Don’t despair, however, Aggies. I still believe Texas A&M will be in the SEC by the 2013 football season.
Fellow lawyer, Clay Travis, did a nice job of explaining how television contracts complicate the situation. Essentially, ESPN has contracts with both the SEC and Big 12. If Texas A&M makes the move, ESPN and the SEC could be subject to lawsuits from the Big 12. Why? ESPN’s current contract with the Big 12 states that if the conferences drops below ten members the contract is cancelled. Meanwhile, the SEC would be able to renegotiate its television contract with ESPN with the addition of a new member. If the Big 12 were to lose its television contract, it could come after both ESPN and the SEC. Accordingly, I expect ESPN to either agree to honor the contract without Texas A&M or for the Big 12 to add a new member quickly.
So, why hasn’t the SEC hasn’t issued a formal invite to Texas A&M? Legally speaking, the best way to effectuate this move is for Texas A&M to decide to leave the Big 12 before the SEC invites them to join the conference. That’s why I think you’ll hear the SEC denying any expansion until after Texas A&M has completed everything on its end. In fact, Arkansas Chancellor Dave Gearhart has confirmed Texas A&M approached the SEC, not the other way around. This makes it more difficult for the Big 12 to claim any kind of tortious interference by the SEC. The SEC will throw up their hands and simply say, “They came to us.”
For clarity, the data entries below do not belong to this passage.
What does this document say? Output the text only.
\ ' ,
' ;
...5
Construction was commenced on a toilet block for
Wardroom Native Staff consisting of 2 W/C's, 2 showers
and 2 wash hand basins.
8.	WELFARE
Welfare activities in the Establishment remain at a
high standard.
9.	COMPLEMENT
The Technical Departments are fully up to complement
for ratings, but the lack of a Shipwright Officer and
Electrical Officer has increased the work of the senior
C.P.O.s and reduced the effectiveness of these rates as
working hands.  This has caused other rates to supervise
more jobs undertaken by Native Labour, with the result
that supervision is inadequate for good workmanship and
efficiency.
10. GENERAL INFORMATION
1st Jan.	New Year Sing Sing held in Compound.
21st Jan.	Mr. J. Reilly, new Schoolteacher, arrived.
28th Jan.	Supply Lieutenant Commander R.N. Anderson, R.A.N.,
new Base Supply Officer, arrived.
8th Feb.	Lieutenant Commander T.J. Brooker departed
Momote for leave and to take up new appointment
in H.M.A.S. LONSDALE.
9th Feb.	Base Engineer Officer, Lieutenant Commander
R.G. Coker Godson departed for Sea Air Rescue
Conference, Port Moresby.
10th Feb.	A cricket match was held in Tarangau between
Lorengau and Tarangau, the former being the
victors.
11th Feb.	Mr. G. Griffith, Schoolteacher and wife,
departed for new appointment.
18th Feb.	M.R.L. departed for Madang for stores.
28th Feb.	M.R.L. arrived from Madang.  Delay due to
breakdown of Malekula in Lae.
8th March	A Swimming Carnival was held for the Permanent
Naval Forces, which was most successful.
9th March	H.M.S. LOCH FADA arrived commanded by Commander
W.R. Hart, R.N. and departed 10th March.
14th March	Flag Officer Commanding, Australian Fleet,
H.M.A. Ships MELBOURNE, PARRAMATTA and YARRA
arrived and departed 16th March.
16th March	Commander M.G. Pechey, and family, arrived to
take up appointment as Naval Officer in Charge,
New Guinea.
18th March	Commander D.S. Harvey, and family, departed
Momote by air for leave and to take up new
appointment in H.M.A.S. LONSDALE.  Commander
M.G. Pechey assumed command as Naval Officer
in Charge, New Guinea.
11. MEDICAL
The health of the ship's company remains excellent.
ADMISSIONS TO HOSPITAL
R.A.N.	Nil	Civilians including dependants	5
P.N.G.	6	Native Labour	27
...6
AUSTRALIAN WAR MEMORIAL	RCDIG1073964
It looks like a gamble by Texas A&M – what if they announce they’re leaving the Big 12 and then the SEC doesn’t offer? It’s certainly not the way conference realignment generally works. However, conversations have obviously been had between Texas A&M and the SEC. Despite what it may look like to the public, Texas A&M wouldn’t vote on leaving the conference if they weren’t already positive they have a new home.
I’m sure ESPN has also been involved in the conversations at some level. The SEC isn’t going to add Texas A&M without knowing the television contract will increase by enough to make adding a new member a smart decision. And remember how ESPN was involved with making this year’s Chick-Fil-A Kickoff Game between UGA and Boise State become a reality. They could be an important piece in making the situation work for all parties involved.
Bottom line: I think the SEC will be welcoming Texas A&M by the end of the week.